Rien d’étonnant à ce que ces filles-là soient des amies d’enfance. L’an dernier, elles avaient brillé dans le spectacle à trois voix Le Roy, La Rose et le Lou(p), en compagnie de Thierry Larose. Toujours le même éclat, cette fois-ci dans leur concert respectif. Parfois brutes, souvent sensuelles, constamment émancipatoires, elles font le pari du protéiforme, de l’entrechoquement stylistique. Variations rock pour Lou-Adriane Cassidy, capable de tempêtes électriques (Entre mes jambes) comme de nous lover dans un sublime folk crayeux (Ça va, ça va). Pop alternative pour Ariane Roy, lauréat du prix Félix Leclerc cette année et excellant aussi bien dans une reprise de Diane Tell (Souvent longtemps énormément) que dans des titres aux cavalcades extatiques (Fille à porter). Un régal dans les deux cas.

Le plus idolâtré : Daniel Bélanger

Là-bas, au même titre qu’un Jean Leloup, il est considéré comme une vraie sommité. En France, presque un inconnu, bien que Christophe ait mis en musique un de ses textes dans son ultime album studio (Drone). En même temps, le marché français n’a jamais fait partie de ses priorités. Ne pas dévoiler, au grand jour pour de bon, l’insolente maîtrise du bâtisseur de chansons Daniel Bélanger serait néanmoins regrettable. Des spectateurs fervents pour des morceaux à la poésie incarnée et à l’inspiration sensible.

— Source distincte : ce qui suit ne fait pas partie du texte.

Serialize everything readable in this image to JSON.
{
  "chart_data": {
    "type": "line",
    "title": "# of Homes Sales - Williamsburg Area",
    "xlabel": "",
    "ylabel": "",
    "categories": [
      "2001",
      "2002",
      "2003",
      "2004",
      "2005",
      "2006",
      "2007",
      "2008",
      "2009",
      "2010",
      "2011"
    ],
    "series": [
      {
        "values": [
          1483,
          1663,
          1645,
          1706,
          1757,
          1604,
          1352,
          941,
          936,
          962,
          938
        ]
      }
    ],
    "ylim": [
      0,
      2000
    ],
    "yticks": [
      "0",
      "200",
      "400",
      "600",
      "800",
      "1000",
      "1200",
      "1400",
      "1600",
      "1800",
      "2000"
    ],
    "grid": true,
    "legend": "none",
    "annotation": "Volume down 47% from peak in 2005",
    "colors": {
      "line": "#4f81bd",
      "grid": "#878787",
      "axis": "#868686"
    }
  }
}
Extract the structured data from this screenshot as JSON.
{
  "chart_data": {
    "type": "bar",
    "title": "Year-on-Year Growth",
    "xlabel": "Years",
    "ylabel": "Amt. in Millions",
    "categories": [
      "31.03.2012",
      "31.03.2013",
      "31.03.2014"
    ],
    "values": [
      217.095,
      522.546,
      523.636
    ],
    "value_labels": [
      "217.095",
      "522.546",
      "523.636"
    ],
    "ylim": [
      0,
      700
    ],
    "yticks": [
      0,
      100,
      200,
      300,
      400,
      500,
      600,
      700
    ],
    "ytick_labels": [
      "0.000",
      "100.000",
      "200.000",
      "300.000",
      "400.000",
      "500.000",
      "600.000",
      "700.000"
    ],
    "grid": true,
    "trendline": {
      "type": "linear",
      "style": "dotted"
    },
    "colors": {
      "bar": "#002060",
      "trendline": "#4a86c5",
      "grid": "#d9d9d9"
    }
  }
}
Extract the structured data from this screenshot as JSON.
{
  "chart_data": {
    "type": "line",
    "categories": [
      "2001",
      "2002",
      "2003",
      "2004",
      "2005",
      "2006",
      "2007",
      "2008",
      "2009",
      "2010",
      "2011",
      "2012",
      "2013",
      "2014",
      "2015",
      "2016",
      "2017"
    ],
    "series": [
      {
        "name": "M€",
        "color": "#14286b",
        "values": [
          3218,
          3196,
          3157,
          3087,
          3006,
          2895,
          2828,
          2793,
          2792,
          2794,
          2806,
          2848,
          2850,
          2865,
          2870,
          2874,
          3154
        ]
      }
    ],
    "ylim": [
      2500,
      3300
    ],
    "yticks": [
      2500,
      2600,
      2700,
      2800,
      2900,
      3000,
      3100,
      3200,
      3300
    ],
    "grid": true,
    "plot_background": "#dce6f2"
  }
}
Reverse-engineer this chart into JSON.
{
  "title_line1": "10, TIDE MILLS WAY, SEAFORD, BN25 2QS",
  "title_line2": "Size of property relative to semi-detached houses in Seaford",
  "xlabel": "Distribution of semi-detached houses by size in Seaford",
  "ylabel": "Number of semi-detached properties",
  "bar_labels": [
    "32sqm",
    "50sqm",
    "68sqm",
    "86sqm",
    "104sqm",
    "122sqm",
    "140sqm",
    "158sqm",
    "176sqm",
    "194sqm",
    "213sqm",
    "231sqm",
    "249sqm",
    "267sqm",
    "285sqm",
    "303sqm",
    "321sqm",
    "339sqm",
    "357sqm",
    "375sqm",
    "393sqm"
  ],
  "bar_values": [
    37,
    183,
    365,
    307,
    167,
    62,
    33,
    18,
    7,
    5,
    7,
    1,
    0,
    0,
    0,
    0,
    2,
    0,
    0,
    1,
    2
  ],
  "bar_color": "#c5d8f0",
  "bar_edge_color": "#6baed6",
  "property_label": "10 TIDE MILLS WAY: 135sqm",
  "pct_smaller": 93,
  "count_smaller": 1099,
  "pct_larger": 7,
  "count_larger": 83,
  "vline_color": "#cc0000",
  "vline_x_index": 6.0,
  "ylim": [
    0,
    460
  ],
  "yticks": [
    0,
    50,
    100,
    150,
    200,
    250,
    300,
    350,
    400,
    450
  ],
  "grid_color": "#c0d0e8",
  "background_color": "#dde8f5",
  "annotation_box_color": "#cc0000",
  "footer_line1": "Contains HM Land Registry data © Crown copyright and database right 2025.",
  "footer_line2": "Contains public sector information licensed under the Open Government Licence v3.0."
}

Le plus estival : Super Plage

Grand soleil sur l’électro-pop indemne de toute prétention d’un Henry James particulièrement prolifique depuis la période post-Covid. Super Plage, dans la lignée de Polo & Pan, s’embarrasse très peu de questions existentielles, seulement obsédé de refrains qui rendent la douche joyeuse et d’une ivresse mélodique qui fera la nuit torride. Ça chante nu-pieds et ça enlève les couches de vêtements au fil du set. La musique d’un monde qui va bien, ou du moins qui fait tout pour y croire.